Debbi is not a stranger to hardship. Her husband was a career Marine and was often gone when their children were young. Her family has experienced racial prejudice and harassment because of her son’s disability, resulting in neighbors turning the sprinklers on her son’s nurses or calling the police to get their cars ticketed. A past employer discriminated against her and spoke openly to colleagues stating that the time she needed to take off for family medical leave was problematic. She had frequently encountered doctors who judged her based on certain biases and dismissed her concerns.

Her son required 24/7 nursing, and it was difficult to find ethical and trained nurses. Sometimes he was harmed through negligence, causing more acute hospitalizations. Debbi has had to fight constantly to get insurance to cover his needs and keep him stable.
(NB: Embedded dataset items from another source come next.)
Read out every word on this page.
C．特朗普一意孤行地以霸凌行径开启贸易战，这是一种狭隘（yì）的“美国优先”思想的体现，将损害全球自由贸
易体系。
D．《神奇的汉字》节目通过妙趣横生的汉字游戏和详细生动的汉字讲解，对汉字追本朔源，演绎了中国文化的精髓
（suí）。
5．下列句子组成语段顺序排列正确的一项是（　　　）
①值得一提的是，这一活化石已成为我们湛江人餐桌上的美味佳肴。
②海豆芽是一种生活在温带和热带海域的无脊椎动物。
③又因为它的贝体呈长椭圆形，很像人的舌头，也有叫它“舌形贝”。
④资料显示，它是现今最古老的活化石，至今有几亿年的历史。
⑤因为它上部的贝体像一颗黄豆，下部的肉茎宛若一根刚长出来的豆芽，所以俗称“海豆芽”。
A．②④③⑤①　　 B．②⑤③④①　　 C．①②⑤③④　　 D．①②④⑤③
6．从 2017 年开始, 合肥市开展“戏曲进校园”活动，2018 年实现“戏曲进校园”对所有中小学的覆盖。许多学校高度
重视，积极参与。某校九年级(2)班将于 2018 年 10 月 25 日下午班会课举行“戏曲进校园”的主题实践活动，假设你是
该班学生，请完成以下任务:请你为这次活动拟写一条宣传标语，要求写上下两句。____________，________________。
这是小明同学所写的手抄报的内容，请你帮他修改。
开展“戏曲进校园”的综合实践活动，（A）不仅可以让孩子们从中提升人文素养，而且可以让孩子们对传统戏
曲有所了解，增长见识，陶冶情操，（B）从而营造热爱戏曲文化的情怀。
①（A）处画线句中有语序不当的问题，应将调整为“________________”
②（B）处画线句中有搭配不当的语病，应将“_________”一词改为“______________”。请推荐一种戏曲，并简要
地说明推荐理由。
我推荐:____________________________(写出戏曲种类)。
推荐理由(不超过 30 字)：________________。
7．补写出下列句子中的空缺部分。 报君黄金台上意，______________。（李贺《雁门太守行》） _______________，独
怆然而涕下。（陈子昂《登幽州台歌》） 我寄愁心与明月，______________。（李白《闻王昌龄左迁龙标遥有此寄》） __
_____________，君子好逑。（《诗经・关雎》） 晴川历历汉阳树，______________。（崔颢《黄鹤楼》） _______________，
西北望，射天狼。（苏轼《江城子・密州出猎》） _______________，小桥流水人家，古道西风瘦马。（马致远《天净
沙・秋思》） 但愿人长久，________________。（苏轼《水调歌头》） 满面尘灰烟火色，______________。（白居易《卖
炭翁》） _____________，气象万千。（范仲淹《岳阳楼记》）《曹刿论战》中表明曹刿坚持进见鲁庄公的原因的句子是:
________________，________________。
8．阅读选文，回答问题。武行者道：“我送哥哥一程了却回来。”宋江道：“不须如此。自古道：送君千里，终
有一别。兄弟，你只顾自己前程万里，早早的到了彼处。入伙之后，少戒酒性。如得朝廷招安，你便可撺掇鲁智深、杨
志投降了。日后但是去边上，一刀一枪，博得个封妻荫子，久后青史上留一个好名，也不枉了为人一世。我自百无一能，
Once, while he was in brain surgery, Debbi had to stand in the parent surgery waiting room and call an attorney because insurance would not cover the cost of the procedure he was receiving at that very moment.

Before her son was born, Debbi had experienced some serious health problems with her other children, which turned out to be a blessing in disguise. When her oldest child was sick, Debbi found an extremely supportive pediatrician/physician team. These doctors stuck with Debbi for a long time and took on her younger son’s case when he was born. They got her the training and resources she needed to be a caregiver, and they taught her to be an advocate.